Ruang untuk Peningkatan

  • Perlu studi empiris lebih lanjut yang membandingkan efektivitas PDM 4.0 vs 3.0 secara kuantitatif.

  • Masih minim integrasi antara inovasi digital dan keberlanjutan sebagai satu kesatuan utuh.

  • Belum banyak studi yang mengeksplorasi konteks negara berkembang seperti Indonesia atau Nigeria, di mana tantangan infrastruktur dan sumber daya sangat berbeda.
     

Implikasi Praktis untuk Industri Konstruksi

  1. Regulator: Perlu mendorong penggunaan kriteria pemilihan berbasis keberlanjutan dan teknologi melalui kebijakan dan insentif.

  2. Pemilik Proyek: Disarankan untuk mulai beralih dari pendekatan tradisional ke IPD atau lean delivery, terutama untuk proyek kompleks.

  3. Konsultan & Kontraktor: Harus meningkatkan kompetensi dalam teknologi digital dan prinsip keberlanjutan agar relevan dengan metode PDM 4.0.

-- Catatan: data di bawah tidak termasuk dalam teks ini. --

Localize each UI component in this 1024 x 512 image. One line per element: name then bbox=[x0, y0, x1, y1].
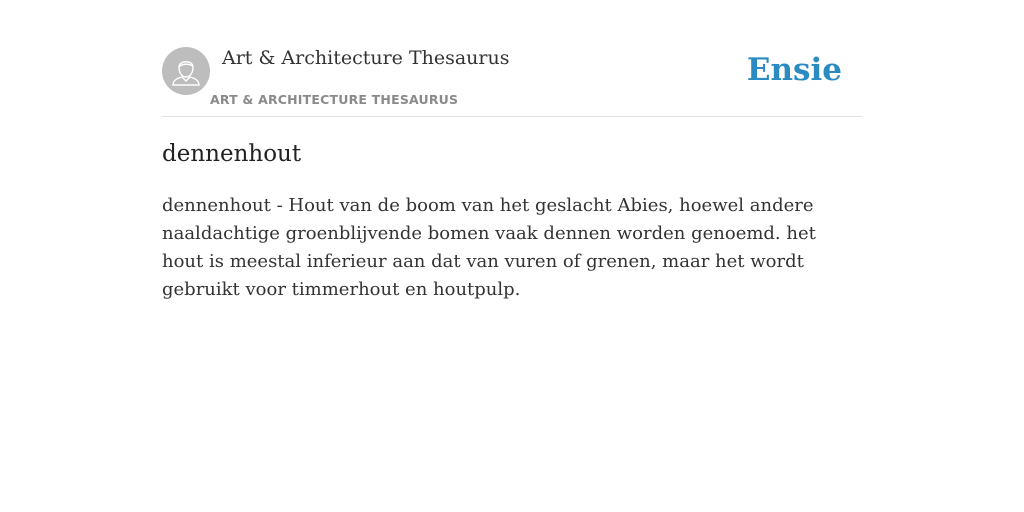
user-avatar-icon[interactable] bbox=[162, 47, 210, 95]
author-subtitle: ART & ARCHITECTURE THESAURUS bbox=[210, 92, 459, 107]
author-name-link[interactable]: Art & Architecture Thesaurus bbox=[222, 47, 510, 69]
user-silhouette-icon bbox=[162, 47, 210, 95]
ensie-logo-link[interactable]: Ensie bbox=[746, 52, 842, 88]
header bbox=[162, 40, 862, 117]
entry-title: dennenhout bbox=[162, 141, 302, 167]
entry-definition: dennenhout - Hout van de boom van het geslacht Abies, hoewel andere naaldachtige groenblijvende bomen vaak dennen worden genoemd. het hout is meestal inferieur aan dat van vuren of grenen, maar het wordt gebruikt voor timmerhout en houtpulp. bbox=[162, 195, 816, 300]
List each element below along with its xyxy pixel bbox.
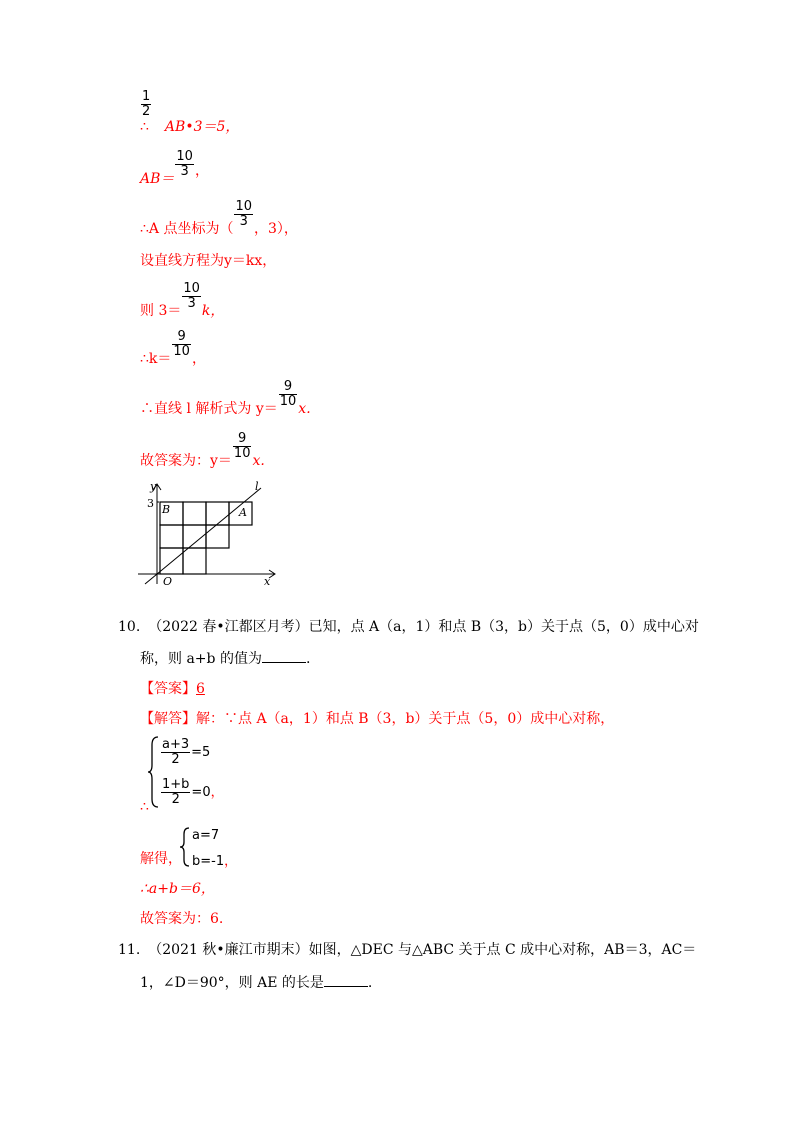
q10-final: 故答案为：6. bbox=[140, 911, 224, 927]
q11-line-2: 1，∠D＝90°，则 AE 的长是 . bbox=[140, 972, 372, 992]
solution-line-1-text: ∴ AB•3＝5， bbox=[140, 119, 240, 135]
solution-line-4: 设直线方程为y＝kx， bbox=[140, 253, 277, 269]
origin-label: O bbox=[163, 575, 173, 588]
solution-line-5: 则 3＝ $\frac{10}{3}$ k， bbox=[140, 281, 225, 319]
grid-figure bbox=[135, 480, 285, 590]
answer-blank bbox=[324, 972, 368, 987]
tick-3-label: 3 bbox=[147, 497, 154, 510]
solution-line-3: ∴A 点坐标为（ $\frac{10}{3}$ ，3）， bbox=[140, 199, 298, 237]
left-brace-2 bbox=[180, 826, 190, 868]
solve-label: 解得， bbox=[140, 851, 182, 867]
q10-line-1: 10. （2022 春•江都区月考）已知，点 A（a，1）和点 B（3，b）关于点（5，0）成中心对 bbox=[118, 619, 699, 635]
solution-line-6: ∴k＝ $\frac{9}{10}$ ， bbox=[140, 329, 206, 367]
answer-blank bbox=[262, 648, 306, 663]
q10-solution-intro: 【解答】解：∵点 A（a，1）和点 B（3，b）关于点（5，0）成中心对称， bbox=[140, 711, 615, 727]
fraction: $\frac{9}{10}$ bbox=[173, 329, 190, 359]
equation-1: $\frac{a+3}{2}$ =5 bbox=[162, 737, 211, 767]
fraction: $\frac{9}{10}$ bbox=[279, 379, 297, 409]
therefore-symbol: ∴ bbox=[140, 799, 149, 815]
q11-line-1: 11. （2021 秋•廉江市期末）如图，△DEC 与△ABC 关于点 C 成中心对称，AB＝3，AC＝ bbox=[118, 942, 697, 958]
q10-result: ∴a+b＝6， bbox=[140, 881, 215, 897]
solution-line-8: 故答案为：y＝ $\frac{9}{10}$ x. bbox=[140, 431, 265, 469]
fraction: $\frac{10}{3}$ bbox=[235, 199, 253, 229]
point-a-label: A bbox=[239, 506, 247, 519]
fraction: $\frac{10}{3}$ bbox=[183, 281, 200, 311]
q10-line-2: 称，则 a+b 的值为 . bbox=[140, 648, 310, 668]
q10-answer: 【答案】6 bbox=[140, 681, 205, 697]
fraction: $\frac{1}{2}$ bbox=[142, 89, 151, 119]
fraction: $\frac{10}{3}$ bbox=[176, 149, 193, 179]
point-b-label: B bbox=[162, 503, 171, 516]
fraction: $\frac{9}{10}$ bbox=[233, 431, 251, 461]
left-brace bbox=[148, 735, 160, 809]
equation-2: $\frac{1+b}{2}$ =0， bbox=[162, 777, 224, 807]
y-axis-label: y bbox=[150, 480, 157, 493]
solution-b: b=-1， bbox=[192, 854, 238, 869]
line-l-label: l bbox=[255, 480, 259, 493]
solution-a: a=7 bbox=[192, 828, 220, 843]
x-axis-label: x bbox=[264, 575, 271, 588]
solution-line-2: AB＝ $\frac{10}{3}$ ， bbox=[140, 149, 209, 187]
solution-line-7: ∴直线 l 解析式为 y＝ $\frac{9}{10}$ x. bbox=[140, 379, 311, 417]
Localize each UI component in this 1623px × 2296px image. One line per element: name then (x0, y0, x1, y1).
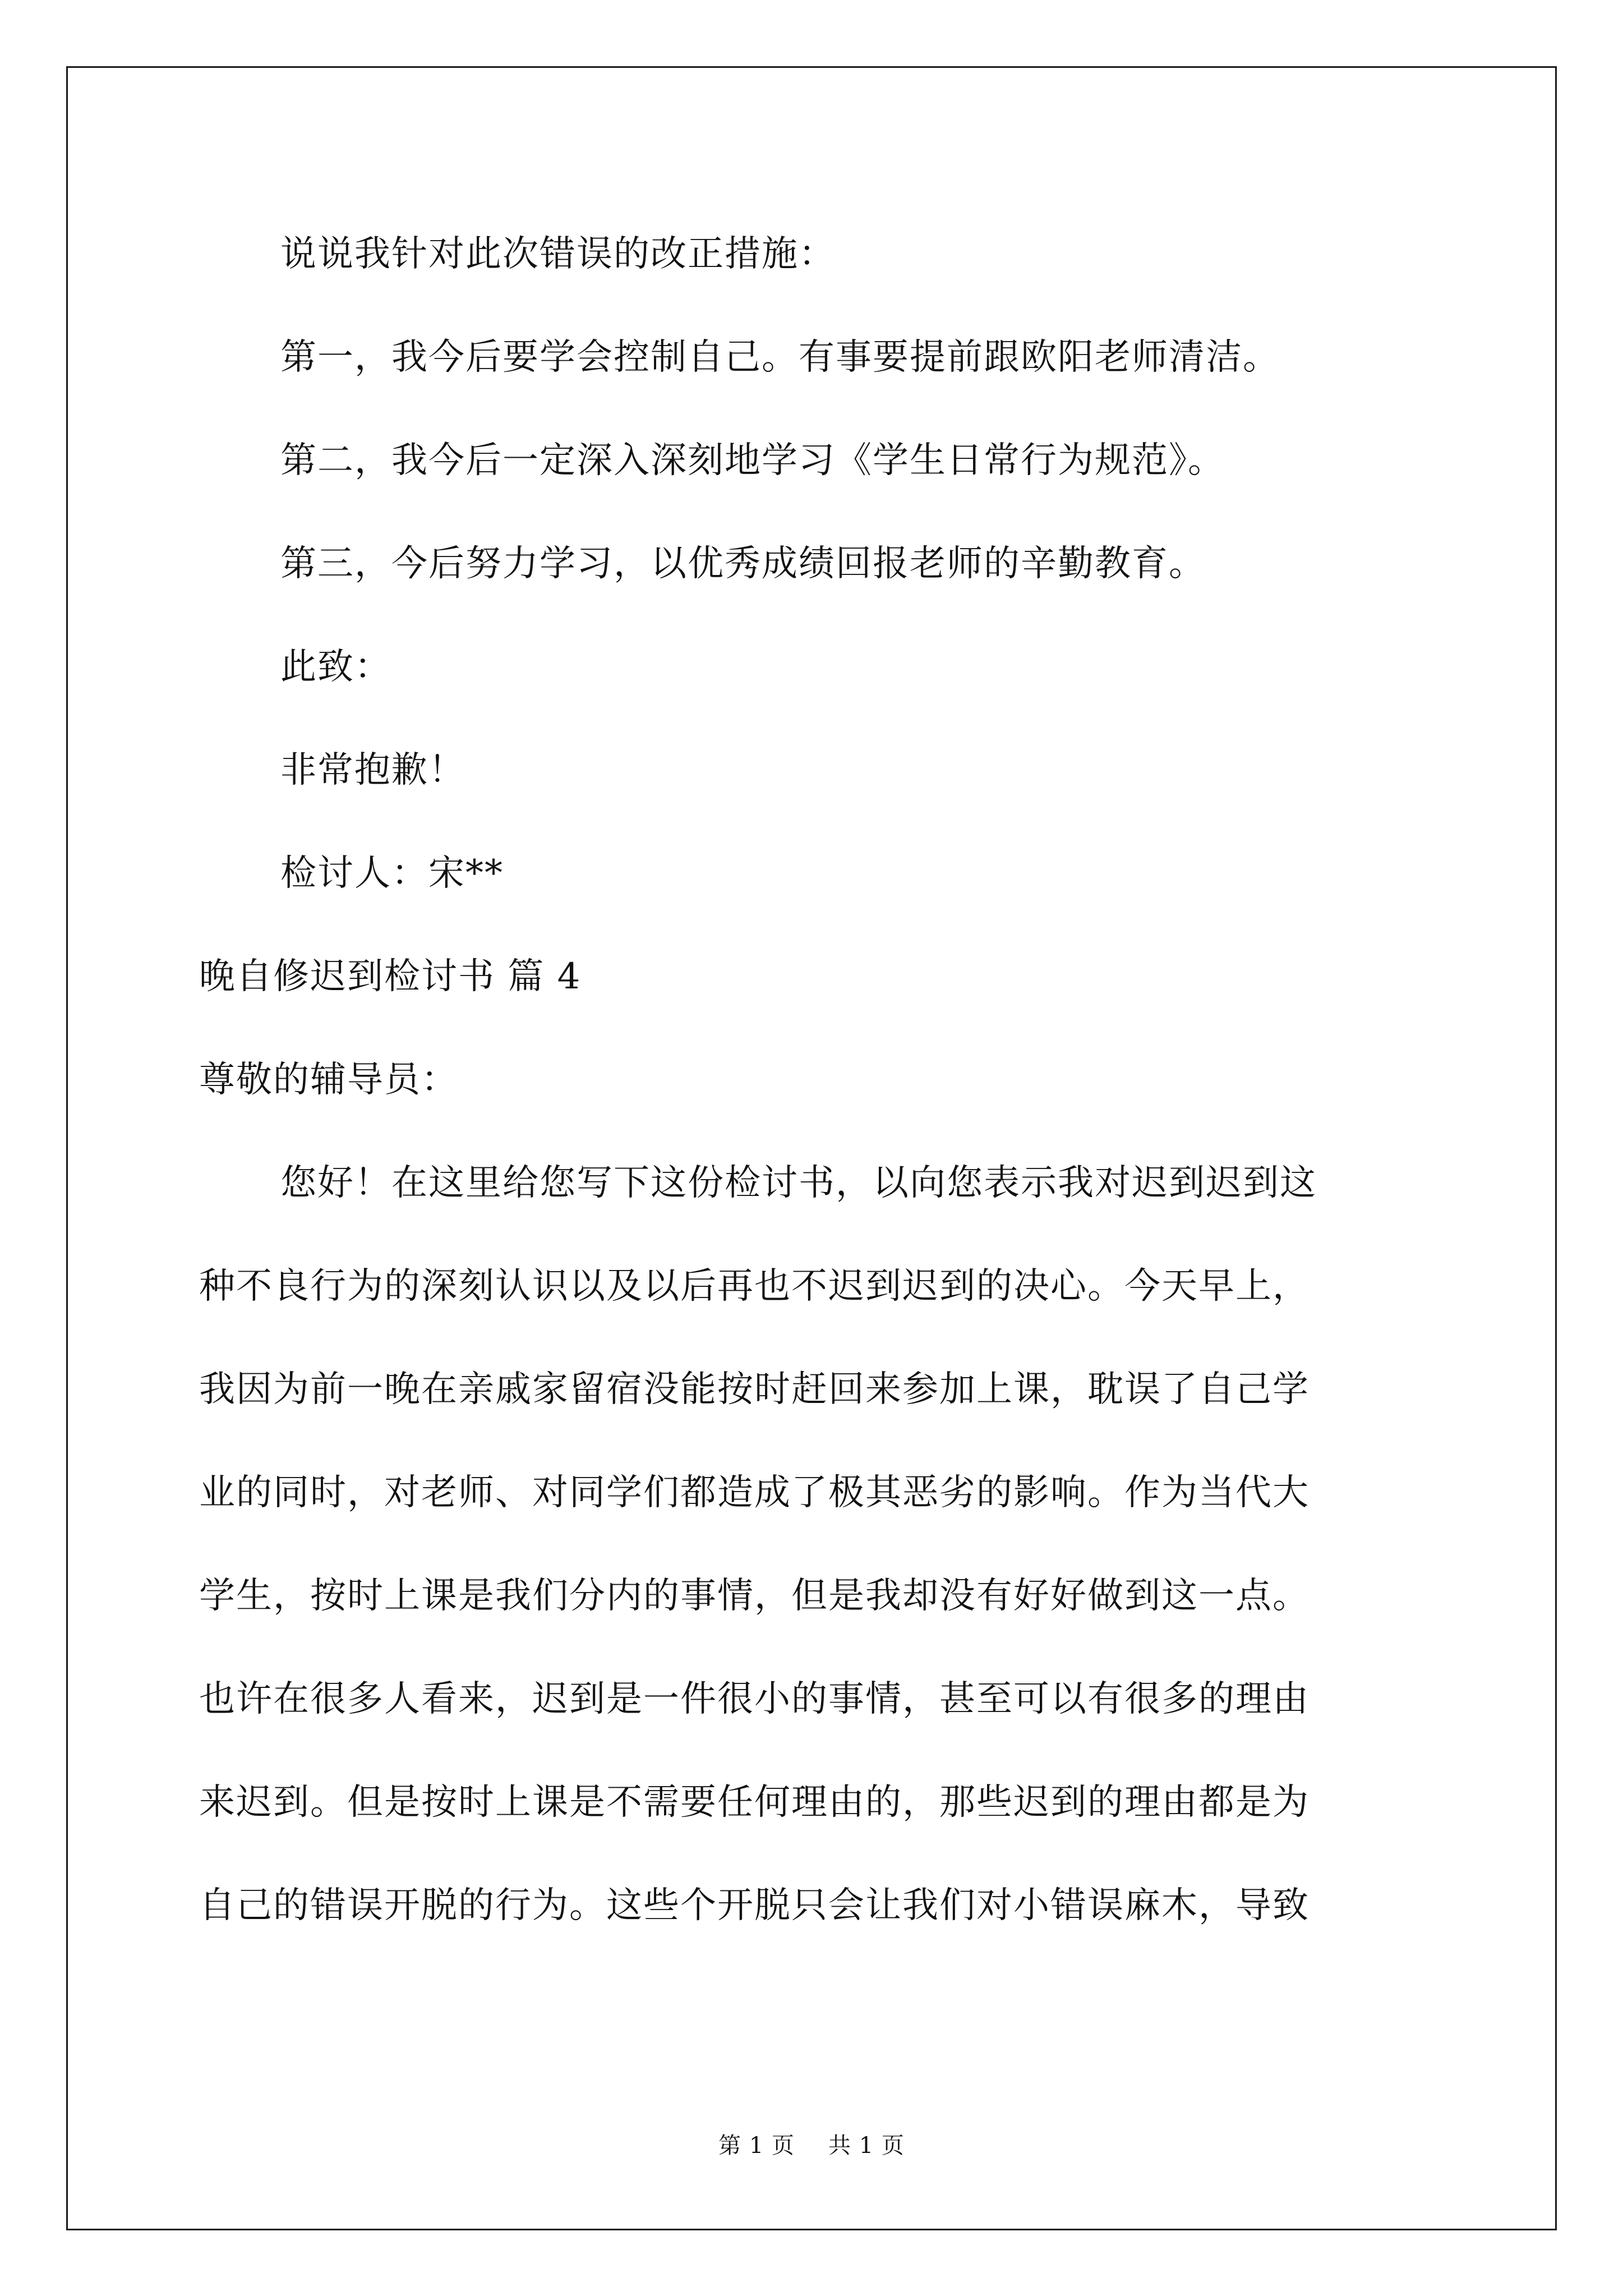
paragraph-intro: 说说我针对此次错误的改正措施： (280, 233, 836, 275)
paragraph-closing: 此致： (280, 646, 391, 688)
letter-line: 我因为前一晚在亲戚家留宿没能按时赶回来参加上课，耽误了自己学 (199, 1369, 1310, 1410)
paragraph-measure-3: 第三，今后努力学习，以优秀成绩回报老师的辛勤教育。 (280, 543, 1206, 585)
letter-line: 种不良行为的深刻认识以及以后再也不迟到迟到的决心。今天早上， (199, 1266, 1310, 1307)
paragraph-measure-1: 第一，我今后要学会控制自己。有事要提前跟欧阳老师清洁。 (280, 337, 1280, 378)
letter-line: 业的同时，对老师、对同学们都造成了极其恶劣的影响。作为当代大 (199, 1472, 1310, 1513)
letter-line: 来迟到。但是按时上课是不需要任何理由的，那些迟到的理由都是为 (199, 1782, 1310, 1823)
page-footer (0, 2129, 1623, 2162)
paragraph-signature: 检讨人：宋** (280, 853, 504, 894)
salutation: 尊敬的辅导员： (199, 1059, 458, 1101)
paragraph-apology: 非常抱歉！ (280, 749, 465, 791)
letter-line: 您好！在这里给您写下这份检讨书，以向您表示我对迟到迟到这 (280, 1162, 1317, 1204)
letter-line: 自己的错误开脱的行为。这些个开脱只会让我们对小错误麻木，导致 (199, 1885, 1310, 1926)
section-title: 晚自修迟到检讨书 篇 4 (199, 956, 582, 997)
page-number: 第 1 页 (718, 2133, 795, 2159)
paragraph-measure-2: 第二，我今后一定深入深刻地学习《学生日常行为规范》。 (280, 440, 1225, 481)
page-total: 共 1 页 (828, 2133, 905, 2159)
letter-line: 也许在很多人看来，迟到是一件很小的事情，甚至可以有很多的理由 (199, 1678, 1310, 1720)
letter-line: 学生，按时上课是我们分内的事情，但是我却没有好好做到这一点。 (199, 1575, 1310, 1617)
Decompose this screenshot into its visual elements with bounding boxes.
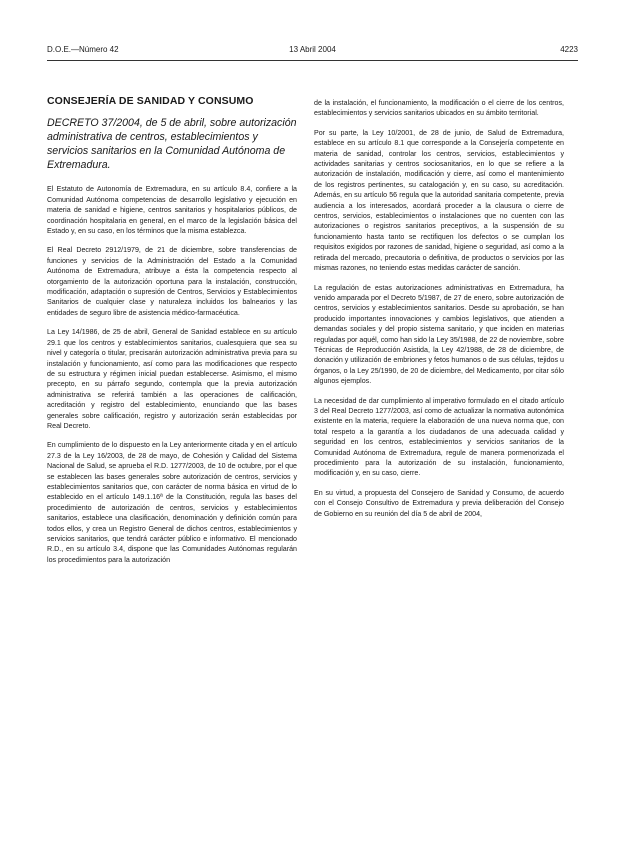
- header-rule: [47, 60, 578, 61]
- paragraph: El Estatuto de Autonomía de Extremadura, en su artículo 8.4, confiere a la Comunidad Autónoma competencias de desarrollo legislativo y ejecución en materia de sanidad e higiene, centros sanitarios y hospitalarios públicos, de coordinación hospitalaria en general, en el marco de la legislación básica del Estado y, en su caso, en los términos que la misma establezca.: [47, 185, 297, 236]
- section-title: CONSEJERÍA DE SANIDAD Y CONSUMO: [47, 95, 254, 107]
- paragraph: de la instalación, el funcionamiento, la modificación o el cierre de los centros, establecimientos y servicios sanitarios ubicados en su ámbito territorial.: [314, 99, 564, 118]
- right-column: [314, 98, 564, 528]
- paragraph: En su virtud, a propuesta del Consejero de Sanidad y Consumo, de acuerdo con el Consejo Consultivo de Extremadura y previa deliberación del Consejo de Gobierno en su reunión del día 5 de abril de 2004,: [314, 488, 564, 518]
- journal-issue: D.O.E.—Número 42: [47, 45, 119, 54]
- publication-date: 13 Abril 2004: [289, 45, 336, 54]
- paragraph: La necesidad de dar cumplimiento al imperativo formulado en el citado artículo 3 del Real Decreto 1277/2003, así como de actualizar la normativa autonómica existente en la materia, requiere la elaboración de una nueva norma que, con total respeto a la garantía a los ciudadanos de una adecuada calidad y seguridad en los centros, establecimientos y servicios sanitarios de la Comunidad Autónoma de Extremadura, regule de manera pormenorizada el procedimiento para la autorización de su instalación, funcionamiento, modificación y, en su caso, cierre.: [314, 396, 564, 478]
- paragraph: Por su parte, la Ley 10/2001, de 28 de junio, de Salud de Extremadura, establece en su artículo 8.1 que corresponde a la Consejería competente en materia de sanidad, controlar los centros, servicios, establecimientos y actividades sanitarias y centros sociosanitarios, en lo que se refiere a la autorización de instalación, modificación y cierre, así como el mantenimiento de los registros pertinentes, su catalogación y, en su caso, su acreditación. Además, en su artículo 56 regula que la autoridad sanitaria competente, previa audiencia a los interesados, acordará proceder a la clausura o cierre de centros, servicios, establecimientos o instalaciones que no cuenten con las autorizaciones o registros sanitarios preceptivos, a la suspensión de su funcionamiento hasta tanto se rectifiquen los defectos o se cumplan los requisitos exigidos por razones de sanidad, higiene o seguridad, así como a la retirada del mercado, precautoria o definitiva, de productos o servicios por las mismas razones, no teniendo estas medidas carácter de sanción.: [314, 128, 564, 273]
- page-header: [47, 45, 578, 57]
- paragraph: La regulación de estas autorizaciones administrativas en Extremadura, ha venido amparada por el Decreto 5/1987, de 27 de enero, sobre autorización de centros, servicios y establecimientos sanitarios. Desde su aprobación, se han producido importantes innovaciones y cambios legislativos, que atienden a demandas sociales y del propio sistema sanitario, y que inciden en materias reguladas por aquél, como han sido la Ley 35/1988, de 22 de noviembre, sobre Técnicas de Reproducción Asistida, la Ley 42/1988, de 28 de diciembre, de donación y utilización de embriones y fetos humanos o de sus células, tejidos u órganos, o la Ley 25/1990, de 20 de diciembre, del Medicamento, por citar sólo algunos ejemplos.: [314, 283, 564, 386]
- paragraph: El Real Decreto 2912/1979, de 21 de diciembre, sobre transferencias de funciones y servicios de la Administración del Estado a la Comunidad Autónoma de Extremadura, atribuye a ésta la competencia respecto al otorgamiento de la autorización oportuna para la instalación, construcción, modificación, adaptación o supresión de Centros, Servicios y Establecimientos Sanitarios de cualquier clase y naturaleza incluidos los balnearios y las entidades de seguro libre de asistencia médico-farmacéutica.: [47, 246, 297, 317]
- page-number: 4223: [560, 45, 578, 54]
- paragraph: En cumplimiento de lo dispuesto en la Ley anteriormente citada y en el artículo 27.3 de la Ley 16/2003, de 28 de mayo, de Cohesión y Calidad del Sistema Nacional de Salud, se aprueba el R.D. 1277/2003, de 10 de octubre, por el que se establecen las bases generales sobre autorización de centros, servicios y establecimientos sanitarios que, con carácter de norma básica en virtud de lo establecido en el artículo 149.1.16ª de la Constitución, regula las bases del procedimiento de autorización de centros, servicios y establecimientos sanitarios, establece una clasificación, denominación y definición común para todos ellos, y crea un Registro General de dichos centros, establecimientos y servicios sanitarios, que tendrá carácter público e informativo. El mencionado R.D., en su artículo 3.4, dispone que las Comunidades Autónomas regularán los procedimientos para la autorización: [47, 441, 297, 564]
- paragraph: La Ley 14/1986, de 25 de abril, General de Sanidad establece en su artículo 29.1 que los centros y establecimientos sanitarios, cualesquiera que sea su nivel y categoría o titular, precisarán autorización administrativa previa para su instalación y funcionamiento, así como para las modificaciones que respecto de su estructura y régimen inicial puedan establecerse. Asimismo, el mismo precepto, en su párrafo segundo, contempla que la previa autorización administrativa se referirá también a las operaciones de calificación, acreditación y registro del establecimiento, enunciando que las bases generales sobre calificación, registro y autorización serán establecidas por Real Decreto.: [47, 328, 297, 430]
- left-column: [47, 82, 297, 574]
- decree-title: DECRETO 37/2004, de 5 de abril, sobre autorización administrativa de centros, establecimientos y servicios sanitarios en la Comunidad Autónoma de Extremadura.: [47, 117, 297, 172]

  4. Akademisi: Perlu menjembatani kesenjangan antara evolusi teoritis dengan praktik lapangan melalui kolaborasi riset terapan.
     

Kesimpulan: Membangun Masa Depan Industri Konstruksi dengan PDM 4.0

Industri konstruksi sedang berada di persimpangan penting. Transformasi digital dan tekanan keberlanjutan menuntut pendekatan manajemen proyek yang lebih adaptif. PDM 4.0, dengan seleksi berbasis AI dan kriteria yang relevan dengan zaman, bukan hanya sebuah opsi, melainkan kebutuhan mendesak.

Paper Ahmed dan El-Sayegh tidak hanya menyajikan kritik evolusi PDM, tetapi juga membangun fondasi penting untuk masa depan manajemen konstruksi yang lebih cerdas, kolaboratif, dan berkelanjutan.